De huidige trend neigt dan ook steeds meer naar het immediaat plaatsen van implantaten, aangezien deze procedure voor het behoud van bot en gingiva gunstiger, meer voorspelbaar en meer succesvol zou zijn (Atieh et al, 2009). De kortere behandeltijd, het lager aantal vereiste ingrepen en het gebruikmaken van de verhoogde osteoblastenactiviteit direct na extractie maakt het immediaat implanteren te prefereren boven de conventionele implantologie (Quirynen et al, 2007). Om gebruik te maken van de mogelijkheid tot immediaat implanteren dient extra voorzichtig te worden omgegaan met de buccale botlamel tijdens extractie (Nevins et al, 2006). Cruciaal is om aansluitend aan extractie het implantaat voornamelijk in de palatinale alveolewand van de lege tandkas te plaatsen (Becker, 2005; Quirynen et al, 2007; Block et al, 2009). De grootte van de buccale ruimte tussen de originele botlamel en het implantaat dient bij voorkeur minimaal 2,0 mm te zijn (Chen et al, 2007; Cordaro et al, 2009; Huynh-Ba et al, 2010; Cooper et al, 2010; Ferrus et al, 2010).
Wat weten we Zonder extra maatregelen neemt de buccale lamel na extractie, ongeacht of het implantaat wel of niet immediaat wordt geplaatst, in dikte en in hoogte af.

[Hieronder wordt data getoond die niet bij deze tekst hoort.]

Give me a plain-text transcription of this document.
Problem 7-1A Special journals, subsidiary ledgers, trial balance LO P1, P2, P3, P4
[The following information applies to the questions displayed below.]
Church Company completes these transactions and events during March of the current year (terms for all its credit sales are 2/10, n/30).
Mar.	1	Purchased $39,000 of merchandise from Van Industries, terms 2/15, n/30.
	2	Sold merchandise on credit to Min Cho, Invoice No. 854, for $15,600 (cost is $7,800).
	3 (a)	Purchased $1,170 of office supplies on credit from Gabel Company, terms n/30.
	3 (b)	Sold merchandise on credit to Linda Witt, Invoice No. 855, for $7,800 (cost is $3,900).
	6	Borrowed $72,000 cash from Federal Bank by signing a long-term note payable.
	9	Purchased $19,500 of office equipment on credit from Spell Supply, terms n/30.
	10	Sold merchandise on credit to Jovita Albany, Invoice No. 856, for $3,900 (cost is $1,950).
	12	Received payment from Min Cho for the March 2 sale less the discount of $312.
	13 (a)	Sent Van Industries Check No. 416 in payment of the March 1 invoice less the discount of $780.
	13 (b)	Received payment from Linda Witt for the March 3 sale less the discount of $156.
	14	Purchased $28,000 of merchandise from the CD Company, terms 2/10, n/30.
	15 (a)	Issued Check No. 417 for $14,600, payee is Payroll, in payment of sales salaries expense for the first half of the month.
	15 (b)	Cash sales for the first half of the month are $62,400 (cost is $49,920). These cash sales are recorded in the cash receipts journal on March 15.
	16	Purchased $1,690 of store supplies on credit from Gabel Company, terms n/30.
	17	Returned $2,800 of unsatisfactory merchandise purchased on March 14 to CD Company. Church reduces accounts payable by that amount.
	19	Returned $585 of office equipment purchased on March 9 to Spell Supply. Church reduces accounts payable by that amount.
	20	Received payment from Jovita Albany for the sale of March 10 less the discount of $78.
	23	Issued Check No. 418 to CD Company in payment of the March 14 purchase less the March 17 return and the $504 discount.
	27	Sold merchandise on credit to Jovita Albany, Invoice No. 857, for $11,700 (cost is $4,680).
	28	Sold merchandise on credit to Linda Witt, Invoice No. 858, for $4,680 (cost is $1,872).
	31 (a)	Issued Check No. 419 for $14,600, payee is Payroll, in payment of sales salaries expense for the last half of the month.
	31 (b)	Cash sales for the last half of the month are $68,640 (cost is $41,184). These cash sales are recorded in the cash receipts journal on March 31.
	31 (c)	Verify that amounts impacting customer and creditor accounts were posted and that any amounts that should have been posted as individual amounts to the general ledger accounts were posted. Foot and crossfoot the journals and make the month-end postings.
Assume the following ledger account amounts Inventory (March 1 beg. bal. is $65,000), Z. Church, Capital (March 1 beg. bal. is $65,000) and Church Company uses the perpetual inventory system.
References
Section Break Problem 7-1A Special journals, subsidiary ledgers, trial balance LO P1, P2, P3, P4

Wat is nieuw Met behulp van analyse met conebeamcomputertomografie wordt inzicht verkregen in de postoperatieve botremodellering na immediaat implanteren in het maxillaire front waarbij buccaal van het implantaat een botsubstituut wordt aangebracht.
Praktijktoepassing Bij het immediaat plaatsen van een implantaat in het maxillaire front wordt, na het opvullen van de ruimte tussen implantaat en de buccale botlamel met een botsubstituut, een toename van de botlamel, zowel in dikte als hoogte, verkregen.